There were boots on the ground inside the Hotel Talisi this week as employees with L&E Construction braced the second and third floor of the historic building in preparation of the upcoming roof and partial brick wall removal.

Bracing has been installed and the cause for the partial collapse for the roof at the Hotel Talisi has been uncovered, City of Tallassee building inspector Andy Coker told the city council at its June 11 meeting.

In a second progress report to the council, Coker said L&E Construction has completed the bracing needed to begin the roof and partial removal of a brick wall. 

“They have completed the bracing from the second floor to the third,” Coker said. "That was the first thing that they needed to do. So that in the event the wall did come down, it wouldn't last forever but it would allow time for the workers to get off of the third floor."

Coker said further inspection revealed the root cause of the partial roof collapse.

"When we got in there further, the downspouts were not proper and it put pressure on the weight and it pulled the beams out of the pockets on the third floor,” he said. “That's what caused the roof to come down."

According to the progress report, most of the collapsed roof has been removed and what's left should be gone in the near future.

"They have about a quarter of the roof that was lying on the third floor," Coker said. "Most of that is gone. They have the bracing up and should be finished, barring weather, maybe by the end of this week or the first of next week."

Once the roof has been removed, the next step will be to take out part of the structure’s west-facing brick wall. Coker said JL Waste Connection of Montgomery will cut the old brick out.

“That's what the engineer wants,” Coker said. “They will come in and cut it square.
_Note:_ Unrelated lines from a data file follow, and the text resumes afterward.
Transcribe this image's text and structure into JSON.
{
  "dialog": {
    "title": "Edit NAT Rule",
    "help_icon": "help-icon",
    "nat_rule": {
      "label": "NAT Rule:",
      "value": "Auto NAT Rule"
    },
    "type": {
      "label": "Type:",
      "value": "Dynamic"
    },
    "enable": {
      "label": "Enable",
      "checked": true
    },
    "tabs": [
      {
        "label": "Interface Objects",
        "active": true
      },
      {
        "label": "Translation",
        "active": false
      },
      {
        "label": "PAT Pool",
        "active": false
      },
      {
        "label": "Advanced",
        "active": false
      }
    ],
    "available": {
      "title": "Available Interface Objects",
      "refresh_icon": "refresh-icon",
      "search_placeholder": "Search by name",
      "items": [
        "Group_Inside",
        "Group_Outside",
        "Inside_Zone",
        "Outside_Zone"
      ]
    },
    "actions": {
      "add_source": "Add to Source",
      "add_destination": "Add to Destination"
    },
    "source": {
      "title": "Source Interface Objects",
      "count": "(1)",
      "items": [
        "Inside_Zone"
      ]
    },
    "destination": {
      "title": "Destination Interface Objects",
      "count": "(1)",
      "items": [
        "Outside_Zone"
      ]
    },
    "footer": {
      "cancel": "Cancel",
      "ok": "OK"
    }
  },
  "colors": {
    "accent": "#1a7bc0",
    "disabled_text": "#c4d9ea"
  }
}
Once that's been cut out and removed, the architect and structural engineer will come in and at that point they will draw out the rebuild part of the project."

While the council wanted a complete timeline for the full scope of work, Coker explained it is too soon to know exactly what it will entail.

"They can't go further until that's out, to see what all will need to be replaced structurally wise," Coker said.

Members of the council seemed to be cautiously optimistic with the progress at the hotel.

"At that point, I am assuming that we are going to make them do this on a timely basis," councilmember Bill Godwin said. "We want to keep their feet to the fire."

Coker says he hopes a definite end date for the project will be available in the next 30 days.